5 lessons from the Godfather of Fitness

Before Shaun T. and Beachbody. Before Jillian Michaels. Before Richard Simmons and Denise Austin. And even before Jane Fonda and her leg warmers, there was Jack LaLanne.

If you grew up before the mid-1980s, then you likely remember LaLanne and his trademark blue and red jumpsuit outfits.

LaLanne is known as the Godfather of Fitness, and rightfully so. His television fitness program, “The Jack LaLanne Show,” ran from 1953 to 1985. He started into a fitness regimen as a teenager after an illness he attributed to his junk food diet, and remained fit and muscular until his death at age 96 in 2011.

LaLanne was truly a fitness and nutrition champion. He worked out every morning for two hours and ate only two meals a day. His diet consisted mainly of eggs, raw vegetables and fish. His workout primarily included weight lifting and swimming.

He was just as famous for his wise quips as he was for his strict nutrition and exercise regimen. He was in demand as a motivational speaker and his example offers up many life lessons. Here are five.
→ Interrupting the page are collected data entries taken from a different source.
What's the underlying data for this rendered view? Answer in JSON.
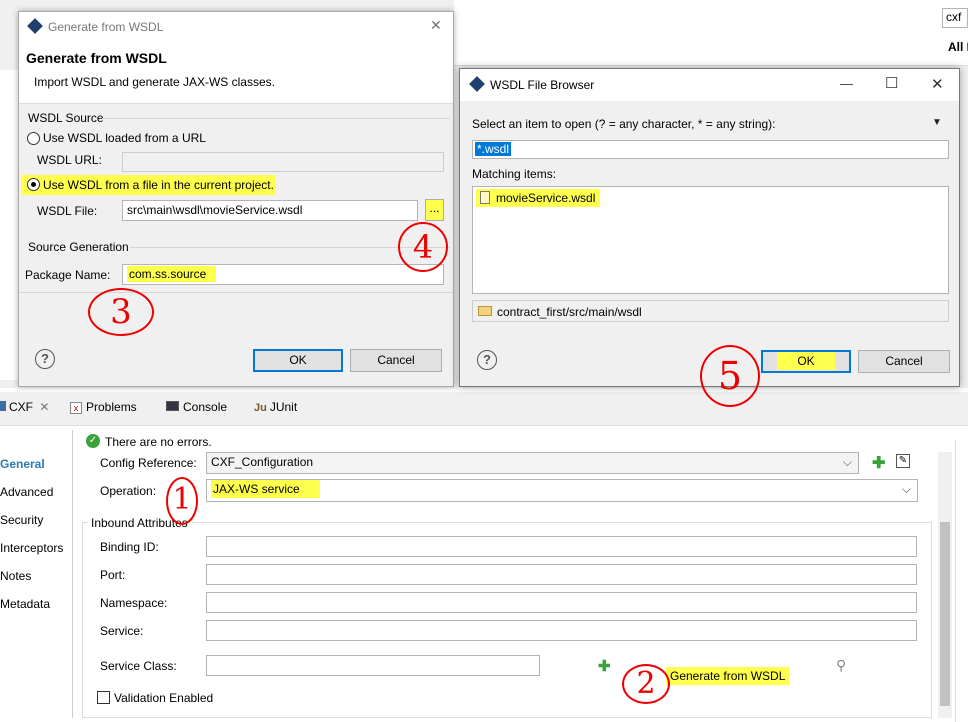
{
  "top_right": {
    "search_value": "cxf",
    "all_label": "All I"
  },
  "generate_dialog": {
    "title": "Generate from WSDL",
    "header_title": "Generate from WSDL",
    "header_desc": "Import WSDL and generate JAX-WS classes.",
    "wsdl_source_group": "WSDL Source",
    "radio_url": "Use WSDL loaded from a URL",
    "wsdl_url_label": "WSDL URL:",
    "wsdl_url_value": "",
    "radio_file": "Use WSDL from a file in the current project.",
    "wsdl_file_label": "WSDL File:",
    "wsdl_file_value": "src\\main\\wsdl\\movieService.wsdl",
    "browse_label": "...",
    "source_gen_group": "Source Generation",
    "package_label": "Package Name:",
    "package_value": "com.ss.source",
    "ok": "OK",
    "cancel": "Cancel",
    "help": "?"
  },
  "browser_dialog": {
    "title": "WSDL File Browser",
    "prompt": "Select an item to open (? = any character, * = any string):",
    "filter_value": "*.wsdl",
    "matching_label": "Matching items:",
    "items": [
      "movieService.wsdl"
    ],
    "folder_path": "contract_first/src/main/wsdl",
    "ok": "OK",
    "cancel": "Cancel",
    "help": "?",
    "minimize": "—",
    "maximize": "☐",
    "close": "✕"
  },
  "tabs": {
    "cxf": "CXF",
    "problems": "Problems",
    "console": "Console",
    "junit": "JUnit"
  },
  "sidebar": [
    "General",
    "Advanced",
    "Security",
    "Interceptors",
    "Notes",
    "Metadata"
  ],
  "config": {
    "status": "There are no errors.",
    "config_ref_label": "Config Reference:",
    "config_ref_value": "CXF_Configuration",
    "operation_label": "Operation:",
    "operation_value": "JAX-WS service",
    "inbound_group": "Inbound Attributes",
    "binding_label": "Binding ID:",
    "port_label": "Port:",
    "namespace_label": "Namespace:",
    "service_label": "Service:",
    "service_class_label": "Service Class:",
    "generate_link": "Generate from WSDL",
    "validation_label": "Validation Enabled"
  },
  "annotations": [
    "1",
    "2",
    "3",
    "4",
    "5"
  ],
  "colors": {
    "highlight": "#ffff4d",
    "annotation": "#e00000",
    "accent": "#0078d7"
  }
}
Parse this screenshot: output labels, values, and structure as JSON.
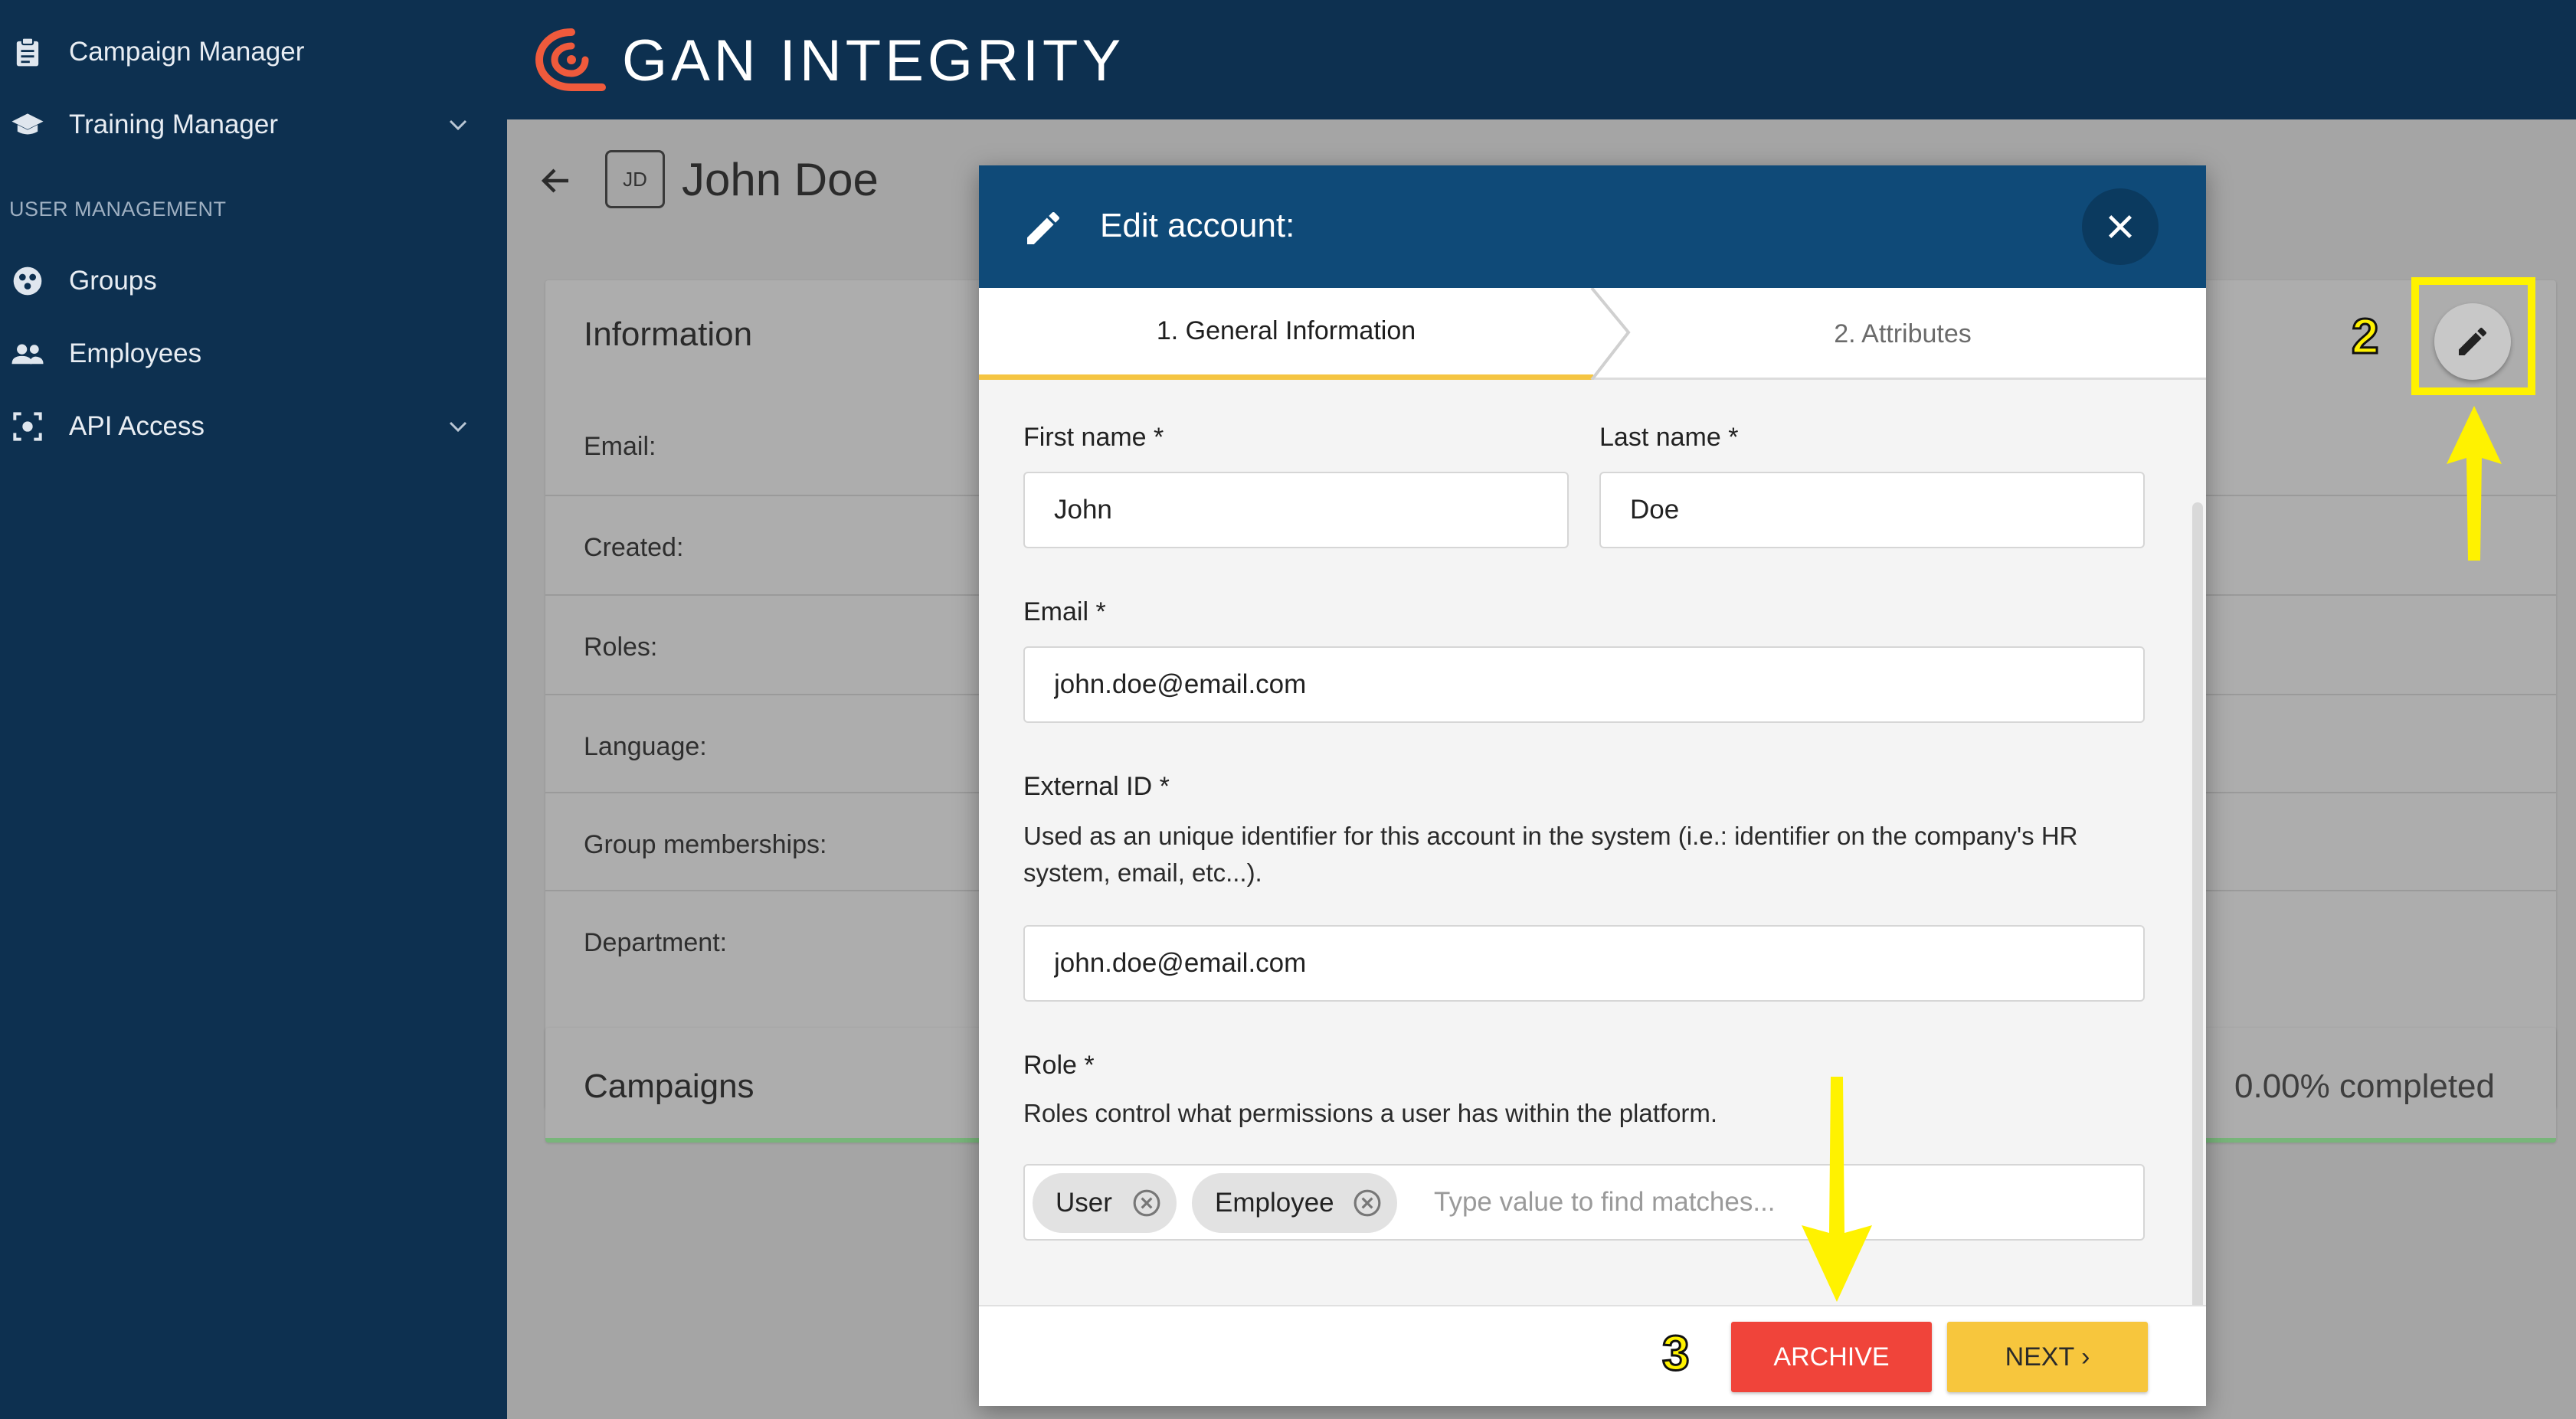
{
  "sidebar": {
    "items": [
      {
        "label": "Campaign Manager",
        "icon": "clipboard-icon"
      },
      {
        "label": "Training Manager",
        "icon": "graduation-cap-icon"
      },
      {
        "label": "Groups",
        "icon": "groups-icon"
      },
      {
        "label": "Employees",
        "icon": "employees-icon"
      },
      {
        "label": "API Access",
        "icon": "api-icon"
      }
    ],
    "section": "USER MANAGEMENT"
  },
  "header": {
    "brand": "GAN INTEGRITY"
  },
  "page": {
    "avatar": "JD",
    "title": "John Doe",
    "info_title": "Information",
    "info_rows": [
      "Email:",
      "Created:",
      "Roles:",
      "Language:",
      "Group memberships:",
      "Department:"
    ],
    "campaigns_title": "Campaigns",
    "completed": "0.00% completed"
  },
  "annotations": {
    "step2": "2",
    "step3": "3",
    "highlight_color": "#fff200"
  },
  "modal": {
    "title": "Edit account:",
    "tabs": [
      "1. General Information",
      "2. Attributes"
    ],
    "first_name": {
      "label": "First name *",
      "value": "John"
    },
    "last_name": {
      "label": "Last name *",
      "value": "Doe"
    },
    "email": {
      "label": "Email *",
      "value": "john.doe@email.com"
    },
    "external_id": {
      "label": "External ID *",
      "help": "Used as an unique identifier for this account in the system (i.e.: identifier on the company's HR system, email, etc...).",
      "value": "john.doe@email.com"
    },
    "role": {
      "label": "Role *",
      "help": "Roles control what permissions a user has within the platform.",
      "chips": [
        "User",
        "Employee"
      ],
      "placeholder": "Type value to find matches..."
    },
    "archive_label": "ARCHIVE",
    "next_label": "NEXT ›"
  },
  "colors": {
    "navy": "#0d3050",
    "modal_header": "#0f4a78",
    "accent_yellow": "#f5c542",
    "archive_red": "#f0443a",
    "brand_orange": "#ef5a3c"
  }
}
LaLanne was always topping one extravagant feat after another; he was a true showman. He had fun with what he did. The set of his TV show was minimalist, often the only “gym” equipment was a chair. But his enthusiasm was like that of a preacher and he was a great encourager, often bringing his dog Happy on the show. He was having fun.

But the fun went way beyond his fitness program. He twice swam from Alcatraz to Fisherman’s Wharf in San Francisco, with his legs and hands bound. The second time he did it when he was 60 years old and towed a boat behind him!

He was also known for his pushups. In 1956, at the age of 42, he appeared on the show “You Asked For It,” hosted by Art Barker, and did 1,033 pushups in 23 minutes!

But, his biggest feats were usually in the water, and perhaps his most famous was in 1984 when at age 70 he again donned the hand and leg cuffs and towed 70 rowboats, one with several guests, for 1 mile from the Queen’s Way Bridge in the Long Beach Harbor to the Queen Mary.

His view, “Anything in life is possible and you can make it happen.”


LaLanne was preaching healthy eating long before it became the norm. He was one of the first to rail against processed foods, artificial food additives and drugs. He preferred to eat his vegetables raw, and developed and marketed two juicers.

He summed up his food philosophy, which is akin to the clean eating lifestyle of today: “If man made it, don’t eat it.”


LaLanne was an innovator. He was always looking for ways to improve fitness and nutrition and to inspire others to get healthier as well. He is credited with opening the country’s first gym (1936), with encouraging women to go to the gym, with designing the first leg extension and pulley machines, for coming up with the idea that morphed into the squat machine, and for encouraging healthy eating and exercise.

Some of his other firsts: first to have a co-ed gym, first to create a meal replacement drink, first to create an edible nutritional snack bar, first to encourage the physically challenged to exercise and to work around their disabilities.

He also published 12 health and fitness books.

While his statement, “It’s not what you do some of the time that counts, it’s what you do all of the time that counts,” might be aimed at a fitness and nutritional lifestyle, it certainly explains his innovative spirit.


LaLanne performed many of his fitness feats after the age of retirement and he actually stuck to his two hour a day workout until the day before he died at age 96. But he also started lifting weights at age 15. Back then, he was ridiculed that weight lifting was not healthy – that it would limit your sex drive, make you uncoordinated, and make you fatigued.

No matter your age, young or old, you can take control and regain your fitness. In fact, as he aged, LaLanne continued to encourage his peers to keep moving.

Remember what LaLanne said, “People don’t die of old age, they die of inactivity.”


From the time he had his revelation about junk food and health at the age 15 until his death, LeLanne aimed for and made a living doing what he loved. His television program, juicer, books, and gym were his passions. He loved what he did – encouraging other to be healthy. And doing what he loved built his fitness empire.

This LaLanneism is true of both his fitness philosophy and of the health empire he built: “Exercise is King, nutrition is Queen, put them together and you’ve got a kingdom.”